On Mon., April 6, 2015, the Milwaukee Brewers were opening the season at Miller Park, against the Colorado Rockies. Meanwhile, in Corpus Christi, Tex., the Houston Astros’ double-A affiliate, the Hooks, were gearing up to play in the coming days, with a roster that boasted promising talent, especially with regards to prospects like power-hitting outfielder George Springer and leather-flashing short stop Carlos Correa. However, in the Hooks’ bullpen was a 21-year-old Josh Hader, a 19th-round pick out of Maryland. The former California League Pitcher of the year found his way to Houston’s farm system via a trade deal that sent starting pitcher Bud Norris to the Baltimore Orioles, only two years prior.

During the thirtieth day of July, in 2015, after the Brewers had fallen 21.5 games out of first place in the National League Central, animated center fielder Carlos Gomez, who was one year removed from an All-Star appearance, and rotational anchor Mike Fiers were dealt to Houston for Hader, right-handed pitcher Adrian Houser, along with two outfielders, Domingo Santana and Brett Phillips. Gomez had been nearly dealt to the New York Mets less than 24 hours beforehand, but the deal imploded at the last second.

Now, nearly three years later, not only has Hader cemented himself as the best player to materialize from that trade, but his play has alerted MLB pundits, ones who hadn’t had abounding reasons to watch Milwaukee baseball.


So, what has made the relief tosser, who ranks amongst the top five in K/9, FIP, WAR, and innings pitched, arguably baseball’s best bullpen man to emerge from this young season? Control, pitch discipline, and experience have all paired well with the mechanics of Hader, who, like another lefty, in Boston Red Sox pitcher Chris Sale, relies on his downward momentum in order to slide his left arm toward the plate, has worked batters outside more so this year — and it’s paid off.

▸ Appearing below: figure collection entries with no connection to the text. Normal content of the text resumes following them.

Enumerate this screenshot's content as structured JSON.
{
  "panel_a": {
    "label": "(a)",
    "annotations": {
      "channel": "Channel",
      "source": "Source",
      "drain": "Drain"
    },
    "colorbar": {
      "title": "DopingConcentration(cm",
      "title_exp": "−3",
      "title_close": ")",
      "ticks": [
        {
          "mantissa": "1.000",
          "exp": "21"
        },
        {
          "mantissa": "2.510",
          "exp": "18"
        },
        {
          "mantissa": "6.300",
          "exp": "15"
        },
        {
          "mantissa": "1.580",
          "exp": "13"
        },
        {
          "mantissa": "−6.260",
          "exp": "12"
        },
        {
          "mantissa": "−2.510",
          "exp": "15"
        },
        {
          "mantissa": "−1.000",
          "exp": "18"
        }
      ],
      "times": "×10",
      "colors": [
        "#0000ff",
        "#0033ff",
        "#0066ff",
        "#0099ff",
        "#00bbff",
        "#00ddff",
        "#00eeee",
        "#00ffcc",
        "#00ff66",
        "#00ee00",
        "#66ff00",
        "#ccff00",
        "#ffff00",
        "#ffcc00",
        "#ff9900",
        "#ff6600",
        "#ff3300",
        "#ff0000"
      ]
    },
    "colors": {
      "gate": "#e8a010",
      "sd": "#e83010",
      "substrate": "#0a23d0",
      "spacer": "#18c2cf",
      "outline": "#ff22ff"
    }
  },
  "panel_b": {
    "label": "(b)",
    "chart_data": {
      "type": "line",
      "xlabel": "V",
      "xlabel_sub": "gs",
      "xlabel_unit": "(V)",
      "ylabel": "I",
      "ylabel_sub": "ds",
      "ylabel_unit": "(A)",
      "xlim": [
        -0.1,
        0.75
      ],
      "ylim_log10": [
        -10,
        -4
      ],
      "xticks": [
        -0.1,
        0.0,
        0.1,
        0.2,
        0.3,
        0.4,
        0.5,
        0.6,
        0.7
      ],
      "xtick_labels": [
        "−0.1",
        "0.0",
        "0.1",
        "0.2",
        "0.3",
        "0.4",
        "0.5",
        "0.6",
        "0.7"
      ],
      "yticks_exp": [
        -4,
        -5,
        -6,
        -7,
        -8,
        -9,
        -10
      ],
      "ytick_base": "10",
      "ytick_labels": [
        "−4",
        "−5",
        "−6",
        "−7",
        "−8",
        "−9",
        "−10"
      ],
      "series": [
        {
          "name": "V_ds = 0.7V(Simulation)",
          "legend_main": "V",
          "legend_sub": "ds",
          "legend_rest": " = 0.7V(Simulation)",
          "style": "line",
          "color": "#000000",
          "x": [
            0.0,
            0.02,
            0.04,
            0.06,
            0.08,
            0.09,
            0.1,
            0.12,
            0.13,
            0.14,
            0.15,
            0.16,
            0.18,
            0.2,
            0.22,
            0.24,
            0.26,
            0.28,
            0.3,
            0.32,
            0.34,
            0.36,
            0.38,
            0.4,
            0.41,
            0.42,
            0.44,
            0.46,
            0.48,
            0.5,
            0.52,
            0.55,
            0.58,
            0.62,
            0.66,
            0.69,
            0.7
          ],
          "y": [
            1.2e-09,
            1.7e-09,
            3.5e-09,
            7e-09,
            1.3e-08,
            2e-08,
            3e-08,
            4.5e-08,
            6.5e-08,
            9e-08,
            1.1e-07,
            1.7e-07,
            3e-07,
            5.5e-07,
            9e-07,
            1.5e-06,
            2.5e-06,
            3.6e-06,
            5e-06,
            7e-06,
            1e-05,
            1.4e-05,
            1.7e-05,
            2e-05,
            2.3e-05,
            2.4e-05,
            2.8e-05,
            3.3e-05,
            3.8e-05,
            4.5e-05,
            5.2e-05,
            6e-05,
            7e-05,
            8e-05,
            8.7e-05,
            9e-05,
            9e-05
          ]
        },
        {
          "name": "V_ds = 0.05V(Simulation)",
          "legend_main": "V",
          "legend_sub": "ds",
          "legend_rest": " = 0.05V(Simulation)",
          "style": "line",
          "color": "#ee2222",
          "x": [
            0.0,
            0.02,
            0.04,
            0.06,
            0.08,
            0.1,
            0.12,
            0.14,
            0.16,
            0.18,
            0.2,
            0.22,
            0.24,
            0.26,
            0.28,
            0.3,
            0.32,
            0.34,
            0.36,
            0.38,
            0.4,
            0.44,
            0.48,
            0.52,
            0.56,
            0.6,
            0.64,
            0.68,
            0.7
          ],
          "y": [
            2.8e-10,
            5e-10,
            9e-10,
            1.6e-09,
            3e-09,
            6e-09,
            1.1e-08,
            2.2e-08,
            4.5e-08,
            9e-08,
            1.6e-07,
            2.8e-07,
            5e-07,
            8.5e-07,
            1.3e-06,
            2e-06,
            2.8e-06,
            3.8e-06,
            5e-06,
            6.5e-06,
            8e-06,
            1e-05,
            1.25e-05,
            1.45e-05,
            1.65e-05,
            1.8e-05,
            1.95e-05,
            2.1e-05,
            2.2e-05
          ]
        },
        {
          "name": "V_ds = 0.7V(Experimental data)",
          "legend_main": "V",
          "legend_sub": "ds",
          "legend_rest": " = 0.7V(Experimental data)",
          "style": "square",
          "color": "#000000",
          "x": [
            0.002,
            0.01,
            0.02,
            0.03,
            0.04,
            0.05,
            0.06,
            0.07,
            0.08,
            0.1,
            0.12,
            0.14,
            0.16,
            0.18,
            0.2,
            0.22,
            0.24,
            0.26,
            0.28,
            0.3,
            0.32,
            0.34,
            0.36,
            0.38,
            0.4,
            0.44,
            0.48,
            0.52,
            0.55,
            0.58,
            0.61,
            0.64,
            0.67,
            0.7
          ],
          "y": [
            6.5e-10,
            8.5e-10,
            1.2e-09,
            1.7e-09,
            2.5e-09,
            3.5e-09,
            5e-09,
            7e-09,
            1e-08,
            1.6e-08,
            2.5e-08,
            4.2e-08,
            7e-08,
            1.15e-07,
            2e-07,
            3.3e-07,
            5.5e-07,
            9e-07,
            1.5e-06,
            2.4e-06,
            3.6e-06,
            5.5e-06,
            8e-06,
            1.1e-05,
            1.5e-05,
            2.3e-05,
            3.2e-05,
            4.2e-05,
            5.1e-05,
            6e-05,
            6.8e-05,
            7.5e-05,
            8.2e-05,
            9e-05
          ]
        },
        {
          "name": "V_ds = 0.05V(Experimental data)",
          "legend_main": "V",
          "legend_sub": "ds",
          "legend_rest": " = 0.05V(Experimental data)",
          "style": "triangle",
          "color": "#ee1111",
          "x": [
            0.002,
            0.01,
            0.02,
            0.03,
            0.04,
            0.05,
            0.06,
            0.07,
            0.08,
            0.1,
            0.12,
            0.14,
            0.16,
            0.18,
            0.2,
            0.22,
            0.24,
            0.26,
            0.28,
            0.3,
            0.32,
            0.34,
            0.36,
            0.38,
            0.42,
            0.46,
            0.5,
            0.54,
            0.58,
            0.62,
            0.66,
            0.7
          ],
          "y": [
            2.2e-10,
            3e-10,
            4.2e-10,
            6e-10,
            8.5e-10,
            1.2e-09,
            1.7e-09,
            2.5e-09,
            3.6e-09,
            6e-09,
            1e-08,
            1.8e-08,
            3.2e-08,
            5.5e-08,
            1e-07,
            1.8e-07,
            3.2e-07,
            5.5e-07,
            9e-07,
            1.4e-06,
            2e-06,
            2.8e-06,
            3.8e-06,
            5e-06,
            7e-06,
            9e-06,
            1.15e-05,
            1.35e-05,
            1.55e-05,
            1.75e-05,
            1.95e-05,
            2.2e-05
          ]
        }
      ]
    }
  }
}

For instance, inside the batter’s box, opponents have been flummoxed, as their swinging percentage at pitches outside the zone has increased (from 30.5 to 32.1), while their contact percentage has dipped (from 65.3 to 58.8). With two strikes, he throws his slider low and away to lefties, while, he peppers his fastball, for both sides of the plate, around the strike zone, but mostly on the inside corner. What’s more is that he has diminished the usage of his changeup, relying on it only one percent of the time, while ramping up his slider percentage, from 11 percent last year to 29 percent this year.


Through May 5, Hader has struck out 61.4 percent of the batters he has faced. Additionally, the bespectacled flamethrower averages over 19 strikeouts per nine innings.

Former All-Star Corey Knebel, the team’s incumbent closer who suffered a serious hamstring injury early last month, was added to the roster of the Biloxi Shuckers (Milwaukee’s Double-A affiliate) earlier this week. Per Todd Rosiak of the Milwaukee Journal Sentinel, Knebel will make up to four appearances before potentially joining the Brewers during the team’s next road trip, May 10 in Colorado.

This return may not be off-putting for Hader, though, for the Brewers, who are 12-0 when the southpaw pitches, a dilemma is nearing, as the pitching rotation, outside of newfound glue-guy Junior Guerra, who 2-1 with a 0.83 ERA in four starts, has some question marks surrounding it. Chase Anderson’s command has been off, Zach Davies has been placed on the 10-day DL (retroactive to April 30) due to right rotator cuff inflammation; and the struggling Brent Suter was sent to the bullpen, for the returning Wade Miley. Add all this with the impending return of ace Jimmy Nelson, and it’s easy to see how ephemeral the current rotation is.

However, from a managerial perspective, Hader should continue to fortify this quasi-closer role, in which he has four saves in five attempts, or become a set-up man for Knebel, because there is still time for the rotation to find its groove. One thing to remember, however, is that Hader was a starter during most of his time as a minor-leaguer, surpassing 100 innings pitched in four separate seasons. This current reliever stint could’ve been a ploy to ameliorate the confidence in the young star, who struggled mightily in Colorado Springs prior to being called up last summer.

If the staff gets healthy, and no subsequent improvement is made, perhaps the Brewers try to acquire an arm, or get Hader back into his old role, letting him make a spot start or two. Someone like Jeremy Jeffress, who has tallied a few saves so far this season, could be inserted into save situations. There will eventually be an ultimatum from the front office, but, until then, ardent viewers of baseball should continue to praise Hader’s elevated game, because it may not be like anything they’ve seen.